The school boards in both counties voted Monday to make May 16 an optional teacher work day.
“It is all about the students,” said Jameel Williams, who has taught for 30 years in Vance County. “We have to do something to let them know that we’re watching and we’re tired. We’re sick and tired of being tired.”
At the headquarters of the North Carolina Association of Educators, staff members are making final preparations for the logistics of Wednesday’s march and outlining their goals.
“We certainly understand that this one day is an inconvenience for many of our family members. But, I would like to say that the response from parents across the state has been overwhelmingly positive,” said Mark Jewell, president of the NCAE.
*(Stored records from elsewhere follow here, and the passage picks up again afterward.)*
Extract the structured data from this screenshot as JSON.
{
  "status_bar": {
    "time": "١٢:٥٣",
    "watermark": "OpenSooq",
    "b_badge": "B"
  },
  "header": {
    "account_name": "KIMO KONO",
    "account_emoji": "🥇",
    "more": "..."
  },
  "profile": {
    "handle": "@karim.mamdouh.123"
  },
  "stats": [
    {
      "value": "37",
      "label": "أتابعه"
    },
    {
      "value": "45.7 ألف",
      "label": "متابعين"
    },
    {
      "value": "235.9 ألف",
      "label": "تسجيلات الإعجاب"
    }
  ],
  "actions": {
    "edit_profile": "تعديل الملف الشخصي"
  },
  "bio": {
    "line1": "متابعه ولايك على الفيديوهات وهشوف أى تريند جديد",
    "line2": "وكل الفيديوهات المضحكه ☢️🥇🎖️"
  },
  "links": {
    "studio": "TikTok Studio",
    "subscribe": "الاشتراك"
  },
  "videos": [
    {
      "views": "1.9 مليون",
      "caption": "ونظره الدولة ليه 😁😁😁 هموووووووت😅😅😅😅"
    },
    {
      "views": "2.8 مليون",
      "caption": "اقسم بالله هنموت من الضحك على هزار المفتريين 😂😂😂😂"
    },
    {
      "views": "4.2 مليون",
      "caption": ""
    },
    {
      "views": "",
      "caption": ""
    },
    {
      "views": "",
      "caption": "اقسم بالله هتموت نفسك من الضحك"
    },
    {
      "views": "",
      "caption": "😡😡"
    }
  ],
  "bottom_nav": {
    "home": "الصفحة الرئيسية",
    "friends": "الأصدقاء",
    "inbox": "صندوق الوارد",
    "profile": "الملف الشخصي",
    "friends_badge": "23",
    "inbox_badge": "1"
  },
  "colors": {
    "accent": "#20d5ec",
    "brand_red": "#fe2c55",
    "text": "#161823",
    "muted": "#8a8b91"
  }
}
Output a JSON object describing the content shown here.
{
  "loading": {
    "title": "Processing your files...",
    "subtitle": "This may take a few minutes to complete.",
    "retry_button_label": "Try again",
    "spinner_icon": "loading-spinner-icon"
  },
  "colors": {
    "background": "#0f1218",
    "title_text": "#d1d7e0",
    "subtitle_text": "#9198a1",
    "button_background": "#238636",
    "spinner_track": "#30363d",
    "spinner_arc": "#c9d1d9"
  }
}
Teachers will push for increases in pay, spending per student in classrooms, funding for support staff, as well for the construction of new schools.
Average teacher pay in North Carolina is $51,214, according to the state’s Department of Public Instruction. This is the first time the average salary has exceeded $50,000.
A recent analysis by the National Association of Educators found North Carolina ranks 37th in the nation in teacher pay (about $9,600 below the national average) and 39th in per-pupil spending.
Republicans point out teachers have received raises the last few years, and are budgeted to receive another one this coming year. In his budget proposal, Gov. Roy Cooper (D) called for North Carolina’s average teacher pay to reach the national average in five years. He also called for an average pay raise of more than 8 percent next year, but proposed stopping a cut in the corporate income tax rate that Republicans approved. The budget Republicans previously approved for this upcoming year included an average 6 percent pay raise for teachers.
Rep. Mark Brody (R-Union/Anson) wrote on Facebook that Wednesday’s school closures are an “inconvenience” for parents. He went on to write, “Let’s call this what it is, Teacher Union thugs want to control the education process!”
Jewell pushed back on that.
“This is all about accountability. This is another reason we say this is a six-month stretch,” he said, noting the election coming up in November.
For students in Wilson and Vance counties, some schools will be open to serve lunch.
In Wilson County, that will be from 10 a.m. to 1 p.m. at these schools: Barnes, Elm City, Hearne, Vick, Wells and Winstead elementary schools. Lunch will be free for students.
In Vance County, that will be from 10:30 a.m. to 1 p.m. at these schools: Pinkston Street, L.B. Yancey, E.M. Rollins elementary schools as well as Henderson and Eaton-Johnson middle schools. Parents must provide transportation to the schools.
Students in Wilson County do not have to make up the day. In Vance County, the school day will be extended by 15 minutes each day from May 29 to June 8.